ECLI:NL:GHARL:2013:8725

Gerechtshof Arnhem-Leeuwarden

Datum uitspraak
19 november 2013
Publicatiedatum
18 november 2013
Zaaknummer
200.123.546-01
Instantie
Gerechtshof Arnhem-Leeuwarden
Type
Uitspraak
Rechtsgebied
Civiel recht
Procedures
  • Hoger beroep
Vindplaatsen
  • Rechtspraak.nl
AI samenvatting door LexboostAutomatisch gegenereerd

Vordering tot dulden van aanleg van leidingen op perceel van de tegenpartij

In deze zaak gaat het om een vordering van Recreatiecentrum Bergumermeer B.V. tegen VvE Villa's Recreatiecentrum Bergumermeer. Het Recreatiecentrum vordert dat de Vereniging geduld dat leidingen worden aangelegd op een perceel dat in eigendom is van het Recreatiecentrum. De Vereniging heeft in eerste aanleg de rechtbank verzocht om het Recreatiecentrum te veroordelen tot medewerking aan de aanleg van deze leidingen, onder andere voor elektriciteit en water. De rechtbank heeft de vordering van de Vereniging in conventie toegewezen, maar de vordering tot buitengerechtelijke kosten afgewezen. Het Recreatiecentrum heeft hoger beroep ingesteld tegen deze uitspraak.

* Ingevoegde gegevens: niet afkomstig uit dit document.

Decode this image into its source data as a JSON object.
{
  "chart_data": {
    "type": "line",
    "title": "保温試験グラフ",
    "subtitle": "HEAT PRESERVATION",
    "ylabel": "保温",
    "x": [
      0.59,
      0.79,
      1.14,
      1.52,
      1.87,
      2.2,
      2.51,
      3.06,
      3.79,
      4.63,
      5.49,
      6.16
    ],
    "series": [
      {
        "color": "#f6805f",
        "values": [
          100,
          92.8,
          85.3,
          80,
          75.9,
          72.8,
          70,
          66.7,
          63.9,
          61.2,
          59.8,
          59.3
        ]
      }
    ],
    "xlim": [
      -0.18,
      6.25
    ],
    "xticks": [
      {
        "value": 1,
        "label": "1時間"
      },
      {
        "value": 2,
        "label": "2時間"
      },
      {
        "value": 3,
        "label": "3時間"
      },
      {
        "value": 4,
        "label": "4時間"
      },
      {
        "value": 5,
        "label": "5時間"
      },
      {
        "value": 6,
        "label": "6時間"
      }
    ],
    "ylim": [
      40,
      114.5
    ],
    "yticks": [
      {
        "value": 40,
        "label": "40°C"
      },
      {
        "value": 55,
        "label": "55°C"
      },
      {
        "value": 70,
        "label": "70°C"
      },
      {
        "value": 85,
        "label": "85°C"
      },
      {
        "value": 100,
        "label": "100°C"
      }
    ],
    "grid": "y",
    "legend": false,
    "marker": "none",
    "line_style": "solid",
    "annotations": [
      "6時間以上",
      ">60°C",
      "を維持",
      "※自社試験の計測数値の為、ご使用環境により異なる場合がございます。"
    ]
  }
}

In hoger beroep heeft het hof de grieven van het Recreatiecentrum beoordeeld. Het hof oordeelt dat de Vereniging zich ten onrechte beroept op een aanbod dat in een brief van 19 november 2010 zou zijn gedaan. Het hof stelt vast dat de Vereniging zich had moeten vergewissen van de inhoud en de bedoeling van deze brief. Daarnaast wordt overwogen dat het recht van opstal waar de Vereniging zich op beroept, niet ten behoeve van haar is gevestigd, maar voor de netbeheerder. Het hof concludeert dat de vorderingen van de Vereniging niet toewijsbaar zijn en vernietigt het vonnis van de rechtbank. De Vereniging wordt veroordeeld in de kosten van de procedure in zowel eerste aanleg als hoger beroep.

Uitspraak

GERECHTSHOF ARNHEM-LEEUWARDEN
locatie Leeuwarden
afdeling civiel recht
zaaknummer gerechtshof 200.123.546/01
(zaaknummer rechtbank Noord-Nederland 121326 / HA ZA 12-231)
arrest van de eerste kamer van 19 november 2013
in de zaak van
Recreatiecentrum Bergumermeer B.V.,
gevestigd te Sumar,
appellante in het principaal hoger beroep,
geïntimeerde in het incidenteel hoger beroep,
in eerste aanleg: gedaagde in conventie en eiseres in voorwaardelijke reconventie,
hierna:
het Recreatiecentrum,
advocaat: mr. J.M.E. Hamming, kantoorhoudend te Drachten, die ook heeft gepleit,
tegen
VvE Villa's Recreatiecentrum Bergumermeer,
gevestigd te Sumar,
geïntimeerde in het principaal hoger beroep,
appellante in het incidenteel hoger beroep,
in eerste aanleg: eiseres in conventie en verweerster in voorwaardelijke reconventie,
hierna:
de Vereniging,
advocaat: mr. A. Wiersma, kantoorhoudend te Groningen, die ook heeft gepleit.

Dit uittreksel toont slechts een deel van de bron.